Susan Gordon, Business Reporter
Jeffrey Hall, CEO-designate of Jamaica Producers Group.
Serious about getting rid of non-core businesses, agro processing and distribution company, Jamaica Producers Group (JP), has off-loaded its loss-making desserts subsidiary for $400 million.
The conglomerate has sold Serious Dessert Limited, a United Kingdom-based operation, to another UK company, Noble Foods Limited, announcing the deal on Friday.
Serious Desserts, which makes products like key lime pie, cheese cake and crème brûlée, is a three-year-old company that turned over £2.9 million in 2007, or less than three per cent of group revenues - not enough to turn a profit.
"Our diversification into new product categories in recent years has meant that our core juice operation, the largest part of our business, has not enjoyed the level of focus that I believe is necessary at this time," said JP group managing director, Jeffrey Hall, commenting on the rationale for the sale.
Serious Desserts was part of JP's Serious Foods group, whose core business is juices and smoothies - a segment that JP has touted as having strong promise.
But the desserts business has never warmed up.
In 2006 and again in 2007, chairman Charles Johnston informed shareholders in statements published in the company's annual reports, that the desserts business continued to experience start-up losses, and getting to the break-even point was taking longer than expected.
The conglomerate is now piloting its companies through a reorganisation of the group.

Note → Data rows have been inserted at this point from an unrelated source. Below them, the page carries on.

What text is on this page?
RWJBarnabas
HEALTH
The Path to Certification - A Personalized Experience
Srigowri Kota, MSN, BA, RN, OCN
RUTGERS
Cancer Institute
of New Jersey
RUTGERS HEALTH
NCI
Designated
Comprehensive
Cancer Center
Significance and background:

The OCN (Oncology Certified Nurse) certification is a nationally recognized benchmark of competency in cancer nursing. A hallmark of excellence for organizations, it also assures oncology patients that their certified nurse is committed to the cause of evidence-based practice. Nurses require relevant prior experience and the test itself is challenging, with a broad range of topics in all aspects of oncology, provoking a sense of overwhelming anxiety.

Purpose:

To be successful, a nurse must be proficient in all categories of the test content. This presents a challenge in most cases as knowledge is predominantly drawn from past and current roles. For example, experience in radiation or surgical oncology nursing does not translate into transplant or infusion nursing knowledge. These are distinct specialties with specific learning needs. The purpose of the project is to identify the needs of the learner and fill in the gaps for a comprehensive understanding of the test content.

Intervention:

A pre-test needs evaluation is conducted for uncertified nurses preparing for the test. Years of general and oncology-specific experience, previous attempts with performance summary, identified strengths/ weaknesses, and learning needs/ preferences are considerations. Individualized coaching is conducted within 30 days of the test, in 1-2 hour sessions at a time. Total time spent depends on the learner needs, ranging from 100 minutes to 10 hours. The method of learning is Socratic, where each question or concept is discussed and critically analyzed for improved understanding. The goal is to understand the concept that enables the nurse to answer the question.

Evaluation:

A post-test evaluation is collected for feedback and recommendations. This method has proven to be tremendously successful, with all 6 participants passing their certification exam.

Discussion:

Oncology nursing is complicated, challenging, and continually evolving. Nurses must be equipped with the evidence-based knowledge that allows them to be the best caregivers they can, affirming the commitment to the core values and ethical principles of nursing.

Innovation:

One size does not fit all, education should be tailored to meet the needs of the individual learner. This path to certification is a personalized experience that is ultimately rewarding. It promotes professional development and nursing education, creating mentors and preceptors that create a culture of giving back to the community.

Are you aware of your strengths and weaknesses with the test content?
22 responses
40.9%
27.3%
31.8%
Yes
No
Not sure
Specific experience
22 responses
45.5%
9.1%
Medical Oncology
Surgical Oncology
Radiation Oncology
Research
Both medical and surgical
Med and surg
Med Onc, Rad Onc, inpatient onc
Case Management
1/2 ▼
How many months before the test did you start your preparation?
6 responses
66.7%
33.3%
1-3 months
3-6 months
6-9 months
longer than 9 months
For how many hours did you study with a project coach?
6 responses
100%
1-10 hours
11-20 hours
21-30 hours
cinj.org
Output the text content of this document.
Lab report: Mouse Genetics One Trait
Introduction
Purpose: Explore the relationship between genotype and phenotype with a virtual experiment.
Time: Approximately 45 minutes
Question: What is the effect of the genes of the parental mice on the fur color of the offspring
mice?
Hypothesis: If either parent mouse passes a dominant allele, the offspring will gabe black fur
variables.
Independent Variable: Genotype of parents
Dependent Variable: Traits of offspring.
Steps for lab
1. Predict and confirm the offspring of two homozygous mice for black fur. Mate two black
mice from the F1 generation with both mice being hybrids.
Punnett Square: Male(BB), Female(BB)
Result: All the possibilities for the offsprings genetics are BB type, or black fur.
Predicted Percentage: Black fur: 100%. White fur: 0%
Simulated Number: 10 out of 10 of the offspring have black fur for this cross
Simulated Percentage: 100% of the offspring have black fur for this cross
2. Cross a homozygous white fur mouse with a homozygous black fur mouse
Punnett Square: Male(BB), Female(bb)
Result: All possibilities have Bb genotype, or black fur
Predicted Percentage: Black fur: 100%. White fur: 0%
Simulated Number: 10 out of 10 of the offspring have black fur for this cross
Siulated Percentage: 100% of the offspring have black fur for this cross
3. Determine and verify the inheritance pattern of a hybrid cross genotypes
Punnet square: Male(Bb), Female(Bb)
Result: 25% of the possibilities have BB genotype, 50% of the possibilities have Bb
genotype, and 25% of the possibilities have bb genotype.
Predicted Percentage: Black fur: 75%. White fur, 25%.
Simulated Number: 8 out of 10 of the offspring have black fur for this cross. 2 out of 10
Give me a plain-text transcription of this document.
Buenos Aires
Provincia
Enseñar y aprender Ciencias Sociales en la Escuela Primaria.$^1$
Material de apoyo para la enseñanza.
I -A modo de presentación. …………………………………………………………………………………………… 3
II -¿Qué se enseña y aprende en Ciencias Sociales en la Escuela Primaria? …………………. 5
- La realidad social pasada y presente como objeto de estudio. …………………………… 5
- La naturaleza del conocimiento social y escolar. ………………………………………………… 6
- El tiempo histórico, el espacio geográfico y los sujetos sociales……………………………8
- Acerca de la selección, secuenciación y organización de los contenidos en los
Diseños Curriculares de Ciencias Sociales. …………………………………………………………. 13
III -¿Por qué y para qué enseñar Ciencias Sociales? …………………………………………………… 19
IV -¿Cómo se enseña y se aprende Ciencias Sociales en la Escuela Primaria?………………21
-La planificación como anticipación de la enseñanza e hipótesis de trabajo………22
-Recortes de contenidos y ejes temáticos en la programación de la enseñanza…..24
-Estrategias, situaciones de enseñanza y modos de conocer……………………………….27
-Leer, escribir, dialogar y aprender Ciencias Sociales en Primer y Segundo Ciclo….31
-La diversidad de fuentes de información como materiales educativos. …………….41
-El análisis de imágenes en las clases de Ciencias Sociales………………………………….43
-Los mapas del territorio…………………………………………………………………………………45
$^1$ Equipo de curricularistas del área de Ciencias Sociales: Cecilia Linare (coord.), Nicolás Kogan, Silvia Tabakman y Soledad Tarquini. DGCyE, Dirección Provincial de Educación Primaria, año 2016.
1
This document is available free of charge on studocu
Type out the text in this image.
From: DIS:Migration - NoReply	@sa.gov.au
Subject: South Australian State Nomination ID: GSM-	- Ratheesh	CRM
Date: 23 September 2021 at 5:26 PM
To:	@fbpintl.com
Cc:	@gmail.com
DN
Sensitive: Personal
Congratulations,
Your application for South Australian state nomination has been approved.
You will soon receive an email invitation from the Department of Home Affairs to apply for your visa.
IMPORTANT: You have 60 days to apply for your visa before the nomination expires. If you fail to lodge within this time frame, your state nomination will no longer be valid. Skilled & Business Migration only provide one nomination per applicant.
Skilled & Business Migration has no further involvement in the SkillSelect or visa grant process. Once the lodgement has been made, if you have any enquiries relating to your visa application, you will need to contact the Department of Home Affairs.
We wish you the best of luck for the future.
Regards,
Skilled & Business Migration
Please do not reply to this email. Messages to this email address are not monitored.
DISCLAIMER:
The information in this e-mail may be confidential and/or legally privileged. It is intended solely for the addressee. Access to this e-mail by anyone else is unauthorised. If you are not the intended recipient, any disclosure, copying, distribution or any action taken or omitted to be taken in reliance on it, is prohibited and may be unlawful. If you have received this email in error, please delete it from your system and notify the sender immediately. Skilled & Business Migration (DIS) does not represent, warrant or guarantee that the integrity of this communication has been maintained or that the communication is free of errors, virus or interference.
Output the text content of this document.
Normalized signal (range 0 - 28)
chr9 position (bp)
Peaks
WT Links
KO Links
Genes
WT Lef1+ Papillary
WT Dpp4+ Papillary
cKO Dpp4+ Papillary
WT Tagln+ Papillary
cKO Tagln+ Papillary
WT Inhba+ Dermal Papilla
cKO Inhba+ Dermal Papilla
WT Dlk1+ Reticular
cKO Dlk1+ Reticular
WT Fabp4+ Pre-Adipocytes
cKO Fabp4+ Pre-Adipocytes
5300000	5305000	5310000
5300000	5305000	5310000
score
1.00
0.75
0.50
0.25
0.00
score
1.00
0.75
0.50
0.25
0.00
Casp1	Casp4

JP, which last year reshaped its team after the retirement of managing director Dr Marshall Hall - now replaced by his son - is attempting to steer itself out of the red and back to profitability through cost cuttings, a realignment of assets through sales and new acquisitions, and containment of expenses that included a cut in management and other staff.
Last year, the company lost $479 million, which Jeffrey Hall said at the company's annual general meeting two weeks ago, was due to a dramatic 30 per cent spike in the cost of raw materials, higher fuel bill and flattened discretionary spending in the UK, where JP earns 85 per cent of total revenue.
More than 80 per cent of the group's business is in food processing and distribution.
The sale cuts JP's active subsidiaries from 30 to 29.